What is the proof of entropy property: $H\left(x,y\right)\le H\left(x\right)+H\left(y\right)$ in Shannon's paper?

309 Views Asked by At

In Shannon's 1948 paper titled "A Mathematical Theory of Communication", in the discussion of the entropy of the joint event, there is no proof for this inequality (or subadditivity of entropy) $$H\left(x,y\right) \le H\left(x\right)+H\left(y\right)$$ in the paper,

however, I found one proof based on Jensen's inequality from this link https://www.cs.princeton.edu/courses/archive/fall11/cos597D/L01.pdf, but I am confused about which convex function is used in this proof, it is said that the convex function is $$\log{\frac{1}{x}}$$ the below is the proof:

$$H\left(x,y\right)-H\left(x\right)-H\left(y\right)$$ $$=\left(-\sum_{i,j}{p\left(i,j\right)\log{p\left(i,j\right)}}\right)-\left(-\sum_{i,j}{p\left(i,j\right)\log{\sum_{j}\ p\left(i,j\right)}}\right)-\left(-\sum_{i,j}{p\left(i,j\right)\log{\sum_{i}\ p\left(i,j\right)}}\right)$$ $$=\left(-\sum_{i,j}{p\left(i,j\right)\log{p\left(i,j\right)}}\right)-\left(-\sum_{i,j}{p\left(i,j\right)\log{p\left(i\right)}}\right)-\left(-\sum_{i,j}{p\left(i,j\right)\log{p\left(j\right)}}\right)$$ $$=\sum_{i,j}\left(p\left(i,j\right)\left(-\log{p\left(i,j\right)+\log{p\left(i\right)+\log{p\left(j\right)}}}\right)\right)$$ $$=\sum_{i,j}\left(p\left(i,j\right)\left(\log{\frac{p\left(i\right)p\left(j\right)}{p\left(i,j\right)}}\right)\right)$$

Here comes the question: $\log{\frac{1}{x}}$ is a convex function, Jensen's inequality is applied, $\log{x}$ is a concave function, the reverse of Jensen's inequality is applied. How to figure out that the function of $$\log{\frac{p\left(i\right)p\left(j\right)}{p\left(i,j\right)}}$$ is the function of $$\log{\frac{1}{x}}$$ or $$\log{x}$$?

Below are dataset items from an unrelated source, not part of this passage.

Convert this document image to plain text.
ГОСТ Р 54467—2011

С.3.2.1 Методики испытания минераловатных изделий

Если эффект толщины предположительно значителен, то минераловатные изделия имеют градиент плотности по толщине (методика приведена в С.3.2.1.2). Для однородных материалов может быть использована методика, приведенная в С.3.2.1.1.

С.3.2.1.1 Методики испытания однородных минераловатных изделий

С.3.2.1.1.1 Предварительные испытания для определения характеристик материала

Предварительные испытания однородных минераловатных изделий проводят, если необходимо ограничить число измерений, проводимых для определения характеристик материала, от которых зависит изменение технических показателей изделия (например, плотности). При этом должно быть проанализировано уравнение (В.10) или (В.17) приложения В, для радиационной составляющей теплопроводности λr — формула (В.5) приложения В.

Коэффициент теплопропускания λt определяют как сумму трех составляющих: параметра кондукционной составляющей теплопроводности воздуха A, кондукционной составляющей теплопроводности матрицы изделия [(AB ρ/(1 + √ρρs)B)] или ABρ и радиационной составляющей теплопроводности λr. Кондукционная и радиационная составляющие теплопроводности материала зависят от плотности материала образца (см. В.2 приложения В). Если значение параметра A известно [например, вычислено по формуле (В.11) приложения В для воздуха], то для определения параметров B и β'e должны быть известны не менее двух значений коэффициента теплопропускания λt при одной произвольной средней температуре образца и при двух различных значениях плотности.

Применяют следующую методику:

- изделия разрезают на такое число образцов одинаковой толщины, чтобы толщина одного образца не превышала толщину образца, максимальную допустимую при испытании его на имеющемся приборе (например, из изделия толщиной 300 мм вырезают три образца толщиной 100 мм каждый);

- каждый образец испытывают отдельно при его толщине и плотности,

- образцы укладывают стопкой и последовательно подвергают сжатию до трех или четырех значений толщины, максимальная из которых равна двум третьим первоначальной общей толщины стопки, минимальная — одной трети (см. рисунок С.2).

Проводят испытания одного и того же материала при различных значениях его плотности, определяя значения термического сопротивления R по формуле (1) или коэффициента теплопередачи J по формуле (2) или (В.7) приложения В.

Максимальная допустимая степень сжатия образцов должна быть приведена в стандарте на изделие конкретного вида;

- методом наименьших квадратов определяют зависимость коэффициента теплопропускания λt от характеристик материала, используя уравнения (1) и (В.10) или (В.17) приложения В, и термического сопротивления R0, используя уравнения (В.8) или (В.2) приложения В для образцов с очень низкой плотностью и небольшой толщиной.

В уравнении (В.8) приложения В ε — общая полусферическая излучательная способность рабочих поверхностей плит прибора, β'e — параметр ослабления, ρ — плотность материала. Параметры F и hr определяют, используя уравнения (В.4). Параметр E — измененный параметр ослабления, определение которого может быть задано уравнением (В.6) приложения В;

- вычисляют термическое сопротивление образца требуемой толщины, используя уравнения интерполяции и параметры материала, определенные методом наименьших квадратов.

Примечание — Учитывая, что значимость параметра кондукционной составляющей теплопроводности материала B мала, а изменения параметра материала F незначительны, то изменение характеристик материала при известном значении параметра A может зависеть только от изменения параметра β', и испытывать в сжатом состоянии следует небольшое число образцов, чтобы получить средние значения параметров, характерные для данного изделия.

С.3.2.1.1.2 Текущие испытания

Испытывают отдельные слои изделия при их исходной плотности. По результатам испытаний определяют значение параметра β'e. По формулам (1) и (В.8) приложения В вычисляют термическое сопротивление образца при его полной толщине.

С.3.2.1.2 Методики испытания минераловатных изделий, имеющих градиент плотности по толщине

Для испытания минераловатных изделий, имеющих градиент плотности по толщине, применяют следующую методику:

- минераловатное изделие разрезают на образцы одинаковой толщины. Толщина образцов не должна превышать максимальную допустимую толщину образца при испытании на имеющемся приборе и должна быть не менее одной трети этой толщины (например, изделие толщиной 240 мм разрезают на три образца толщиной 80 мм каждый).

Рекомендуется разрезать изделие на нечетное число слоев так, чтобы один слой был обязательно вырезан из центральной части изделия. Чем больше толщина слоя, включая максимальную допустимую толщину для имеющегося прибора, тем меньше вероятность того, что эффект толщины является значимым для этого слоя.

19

If let $x=\frac{p(i)p(j)}{p(i,j)}$, then the function of $\log{\frac{p(i)p(j)}{p(i,j)}}$ would be function $\log{x}$

$$\sum_{i,j}\left(p\left(i,j\right)\left(\log{\frac{p\left(i\right)p\left(j\right)}{p\left(i,j\right)}}\right)\right)\le\log{\left(\sum_{i,j}\frac{p\left(i,j\right)p\left(i\right)p\left(j\right)}{p\left(i,j\right)}\right)\ }$$ $$=\log{\left(\sum_{i,j}\ p\left(i\right)p\left(j\right)\right)}$$ $$=\log{1}=0$$

Then subadditivity of entropy $$H(X,Y)\le H(X)+H(Y)$$ is proven.

If let $x=\frac{p(i,j)}{p(i)p(j)}$ (rather than $x=\frac{p(i)p(j)}{p(i,j)}$), the function of $\log{\frac{p(i)p(j)}{p(i,j)}}$ would be function $\log{\frac{1}{x}}$ then the proof will become

$$\sum_{i,j}\left(p\left(i,j\right)\left(\log{\frac{p\left(i\right)p\left(j\right)}{p\left(i,j\right)}}\right)\right)$$ $$=\sum_{i,j}\left(p\left(i,j\right)\left(\log{\frac{1}{\left(\frac{p\left(i,j\right)}{p\left(i\right)p\left(j\right)}\right)}}\right)\right)\geq\log{\left(\frac{1}{\sum_{i,j}\left(p\left(i,j\right)\cdot\frac{p\left(i,j\right)}{p\left(i\right)p\left(j\right)}\right)}\right)}$$

then we just get $$H(X,Y)-H(X)-H(Y)\ge\log{\left(\frac{1}{\sum_{i,j}\left(p\left(i,j\right)\cdot\frac{p\left(i,j\right)}{p\left(i\right)p\left(j\right)}\right)}\right)}$$

Then subadditivity of entropy $$H(X,Y)\le H(X)+H(Y)$$ cannot be proven yet.